En 1666, Louis XIV et Louvois, désireux de moderniser l’artillerie royale, consultent plusieurs fondeurs et retiennent la proposition des frères Keller, originaires de Zurich. Entre 1669 et 1693, dans leurs fonderies établies à Douai, Besançon, Vieux-Brisach et Pignerol, Jean-Jacques et Jean-Balthazar Keller fabriquent des centaines de canons aux proportions harmonieuses et à l’ornementation élaborée. Le canon classique français est à la fois une arme et un support du discours monarchique.

Ce canon en bronze de 12 livres fut fondu à Douai par les frères Keller. Il se charge par la bouche et effectue un tir tendu, d'une portée utile comprise entre 500 et 600 m. Les pièces de 12 livres sont à la jonction entre les petits et les grands calibres. Aussi peuvent-elles être utilisées pendant les sièges et les batailles rangées.

L'ornementation exprime la puissance royale. Le nom du canon, "Le Solide", est inscrit sur la partie supérieure de la volée, ainsi que la devise de l'artillerie Ultima ratio regum, qui signifie "Le dernier argument du roi". Cette formule indique que quand la diplomatie a échoué, il revient au souverain de faire parler les canons, autrement dit de déclencher la guerre (visuel 2). La titulature du maréchal duc d'Humières, grand maître de l'artillerie entre 1685 et 1694, figure aussi sur la volée (visuel 3).

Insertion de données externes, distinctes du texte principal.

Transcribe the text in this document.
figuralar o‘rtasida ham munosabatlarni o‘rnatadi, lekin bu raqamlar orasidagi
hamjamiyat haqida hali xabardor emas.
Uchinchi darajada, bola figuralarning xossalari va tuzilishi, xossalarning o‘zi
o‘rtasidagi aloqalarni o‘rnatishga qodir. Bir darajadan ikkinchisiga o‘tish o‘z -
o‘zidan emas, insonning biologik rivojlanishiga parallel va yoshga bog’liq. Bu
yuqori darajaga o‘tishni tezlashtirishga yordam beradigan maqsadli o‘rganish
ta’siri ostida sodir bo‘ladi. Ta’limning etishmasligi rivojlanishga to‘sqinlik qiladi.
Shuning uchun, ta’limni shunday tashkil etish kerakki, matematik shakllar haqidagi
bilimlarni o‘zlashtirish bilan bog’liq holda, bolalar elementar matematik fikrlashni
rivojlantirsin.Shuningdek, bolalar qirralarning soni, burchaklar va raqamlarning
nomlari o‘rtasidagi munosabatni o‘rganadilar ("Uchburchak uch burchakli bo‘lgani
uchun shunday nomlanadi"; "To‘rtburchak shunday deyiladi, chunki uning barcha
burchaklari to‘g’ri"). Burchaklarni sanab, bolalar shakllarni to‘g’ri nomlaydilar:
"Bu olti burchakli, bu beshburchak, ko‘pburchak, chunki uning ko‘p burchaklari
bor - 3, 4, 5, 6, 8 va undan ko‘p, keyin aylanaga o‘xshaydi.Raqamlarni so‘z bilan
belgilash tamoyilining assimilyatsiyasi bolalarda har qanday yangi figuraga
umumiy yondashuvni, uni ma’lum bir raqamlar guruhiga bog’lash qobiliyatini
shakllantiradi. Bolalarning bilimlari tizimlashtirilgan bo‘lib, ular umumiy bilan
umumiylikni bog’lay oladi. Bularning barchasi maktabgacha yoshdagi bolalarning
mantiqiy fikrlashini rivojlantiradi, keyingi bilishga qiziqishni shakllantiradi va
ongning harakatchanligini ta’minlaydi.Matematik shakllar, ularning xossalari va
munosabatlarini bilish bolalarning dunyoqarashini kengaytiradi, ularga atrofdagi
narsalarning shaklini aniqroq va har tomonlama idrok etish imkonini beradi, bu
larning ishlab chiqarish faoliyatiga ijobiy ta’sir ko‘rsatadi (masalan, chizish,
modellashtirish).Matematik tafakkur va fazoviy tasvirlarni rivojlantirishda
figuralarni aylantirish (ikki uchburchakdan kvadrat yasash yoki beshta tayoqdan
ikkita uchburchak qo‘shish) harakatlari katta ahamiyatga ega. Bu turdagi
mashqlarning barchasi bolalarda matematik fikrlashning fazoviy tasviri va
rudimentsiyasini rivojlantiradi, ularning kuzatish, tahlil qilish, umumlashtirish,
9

Le premier renfort est agrémenté des différents éléments de l'emblématique de Louis XIV : la devise Nec Pluribus Impar, qui signifie "Au-dessus de tous", le soleil à visage humain et la couronne royale (visuel 4).

Cartel

Datation : 1688

Auteur : Fondeur Jean-Jacques Keller

Matériaux : Bronze

Techniques : Fonte

Lieu de création : Douai (France)

Hauteur :
3,45 m

Largeur :
Calibre de 12 livres

Poids : Boulet en fonte de fer de 6 kg. Masse de 1620 Kg.